1st. It has been boldly asserted that the President is the author of the existing system.

2dly. They call in question the sincerity of our declarations in wishing to afford effectual protection to the frontiers.

3dly. They deny the competency of the militia.

4thly. The impolicy of reducing the establishment, when a treaty is expected.

In regard to the first, we deny that the President is the author of this plan of prosecuting the war. Not having avowed explicitly himself that he is so, no document appearing to confirm that opinion, we are justified in attributing a system which appears to us ineffectual to his Secretary, and not to him.

It is true, that the Secretary is only a finger of his hand, and the intimate connection which must of necessity subsist between them, perhaps, is the ground upon which the assertion has been made.
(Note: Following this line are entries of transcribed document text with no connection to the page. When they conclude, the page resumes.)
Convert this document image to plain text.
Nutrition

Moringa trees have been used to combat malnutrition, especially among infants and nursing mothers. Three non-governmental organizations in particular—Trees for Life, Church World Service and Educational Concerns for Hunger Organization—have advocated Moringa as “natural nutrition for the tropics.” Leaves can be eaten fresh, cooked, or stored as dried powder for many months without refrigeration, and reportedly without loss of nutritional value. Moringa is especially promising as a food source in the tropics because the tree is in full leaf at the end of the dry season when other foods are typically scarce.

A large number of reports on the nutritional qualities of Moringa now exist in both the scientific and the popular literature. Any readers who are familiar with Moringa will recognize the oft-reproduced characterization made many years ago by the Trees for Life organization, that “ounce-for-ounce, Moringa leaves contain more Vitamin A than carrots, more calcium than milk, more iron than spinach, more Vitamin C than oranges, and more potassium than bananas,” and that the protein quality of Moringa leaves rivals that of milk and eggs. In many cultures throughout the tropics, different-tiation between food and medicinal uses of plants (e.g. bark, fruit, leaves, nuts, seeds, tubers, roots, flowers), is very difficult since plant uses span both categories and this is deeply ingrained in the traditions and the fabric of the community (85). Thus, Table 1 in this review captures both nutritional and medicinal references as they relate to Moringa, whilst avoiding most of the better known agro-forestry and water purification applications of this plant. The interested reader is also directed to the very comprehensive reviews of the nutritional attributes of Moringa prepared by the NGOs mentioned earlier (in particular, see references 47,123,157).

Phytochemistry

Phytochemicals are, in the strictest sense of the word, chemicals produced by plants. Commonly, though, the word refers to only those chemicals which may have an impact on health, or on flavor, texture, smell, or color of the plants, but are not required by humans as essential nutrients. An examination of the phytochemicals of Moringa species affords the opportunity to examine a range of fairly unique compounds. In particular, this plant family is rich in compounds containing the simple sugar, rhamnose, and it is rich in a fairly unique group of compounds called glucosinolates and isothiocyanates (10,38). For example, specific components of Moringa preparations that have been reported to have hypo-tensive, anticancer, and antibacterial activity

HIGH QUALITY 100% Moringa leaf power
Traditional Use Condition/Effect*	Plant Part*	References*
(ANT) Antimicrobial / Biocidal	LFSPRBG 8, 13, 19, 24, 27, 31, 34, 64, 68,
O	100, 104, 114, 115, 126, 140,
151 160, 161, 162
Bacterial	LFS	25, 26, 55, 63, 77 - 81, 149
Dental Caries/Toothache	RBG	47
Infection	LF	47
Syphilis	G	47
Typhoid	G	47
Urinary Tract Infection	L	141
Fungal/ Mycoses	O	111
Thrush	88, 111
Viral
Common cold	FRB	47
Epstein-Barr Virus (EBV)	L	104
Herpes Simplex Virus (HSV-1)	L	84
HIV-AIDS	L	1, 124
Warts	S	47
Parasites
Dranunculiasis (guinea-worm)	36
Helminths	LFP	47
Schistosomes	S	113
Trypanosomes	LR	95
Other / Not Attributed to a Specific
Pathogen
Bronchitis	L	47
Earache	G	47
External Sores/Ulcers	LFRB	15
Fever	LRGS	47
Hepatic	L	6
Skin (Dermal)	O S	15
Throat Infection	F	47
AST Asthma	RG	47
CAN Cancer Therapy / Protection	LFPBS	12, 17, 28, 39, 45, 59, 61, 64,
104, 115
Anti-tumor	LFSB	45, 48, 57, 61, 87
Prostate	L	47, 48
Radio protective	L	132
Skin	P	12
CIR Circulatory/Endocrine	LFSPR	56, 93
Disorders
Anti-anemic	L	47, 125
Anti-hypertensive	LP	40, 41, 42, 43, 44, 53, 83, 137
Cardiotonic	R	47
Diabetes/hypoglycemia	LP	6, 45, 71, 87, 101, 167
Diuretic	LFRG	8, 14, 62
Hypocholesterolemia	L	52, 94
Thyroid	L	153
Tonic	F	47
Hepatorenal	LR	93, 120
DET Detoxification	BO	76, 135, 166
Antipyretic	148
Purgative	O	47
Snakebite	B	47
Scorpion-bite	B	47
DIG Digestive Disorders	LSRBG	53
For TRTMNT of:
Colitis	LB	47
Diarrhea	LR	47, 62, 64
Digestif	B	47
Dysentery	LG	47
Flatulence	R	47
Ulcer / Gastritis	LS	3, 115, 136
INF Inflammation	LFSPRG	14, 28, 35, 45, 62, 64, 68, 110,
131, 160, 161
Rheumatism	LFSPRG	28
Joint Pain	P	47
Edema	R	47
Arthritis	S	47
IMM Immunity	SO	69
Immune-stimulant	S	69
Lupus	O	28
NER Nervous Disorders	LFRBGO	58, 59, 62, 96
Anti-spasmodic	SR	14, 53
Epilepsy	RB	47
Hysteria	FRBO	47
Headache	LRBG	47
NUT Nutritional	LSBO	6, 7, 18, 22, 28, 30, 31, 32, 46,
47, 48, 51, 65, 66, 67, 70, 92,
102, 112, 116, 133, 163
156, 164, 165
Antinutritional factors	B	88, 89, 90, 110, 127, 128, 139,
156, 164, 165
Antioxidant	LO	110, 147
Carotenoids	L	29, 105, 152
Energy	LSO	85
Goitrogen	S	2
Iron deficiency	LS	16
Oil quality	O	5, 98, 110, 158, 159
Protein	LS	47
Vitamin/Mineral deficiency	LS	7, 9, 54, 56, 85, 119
The Secretaries are all equally near to the President, and if it be admitted that he is the author of this, he may, with equal propriety, be said to have been the author of every system on general subjects which either of them have recommended.

Was he the author of the report on the fisheries? Was he the author of the plan for establishing the National Bank? It is known that he was not, and circumstances might be mentioned (which are withheld from delicacy) to confirm this opinion.

Was he the author of the Funding System? Some gentlemen in the opposition to this motion, would not be willing to give the President that credit if he claimed it, and some who support this motion would not only be sorry that the President had even claimed such a credit, but believe that it was in no respect attributable to him. The same gentleman (Mr. Wadsworth) who first asserted that the President was the author of this military plan, in the same speech admitted it to be the war, as well as the plan of the House, and then argued on the necessity of stability in our measures. It is not very material to the present question whose plan it is; being a public measure, we are justified in offering our objections to it; and this is the first time that I have heard it publicly asserted that a Government should persevere in an error, because they had undertaken it. If the plan be a good one, it may be supported by reason; if a bad one, no name ought to be called in to prop it up.

The inconsistency of that gentleman's (Mr. Wadsworth's) arguments not only supports the motion before the committee, but shows the wretched shifts which have been used to defeat it.

It has been said, in the course of the debate, that individual members, and even this House, are incompetent to decide upon the efficacy or inefficacy of military plans. In answer to this it may be said, that if we are not all Generals, we are all members, and that we have the privilege of thinking for ourselves and for our constituents. To admit this doctrine in the latitude which has been expressed, would be to introduce military ideas indeed; it would be to make soldiers of us, instead of Legislators: nay, worse than that, it would be to revive the exploded doctrines of passive obedience and non-resistance.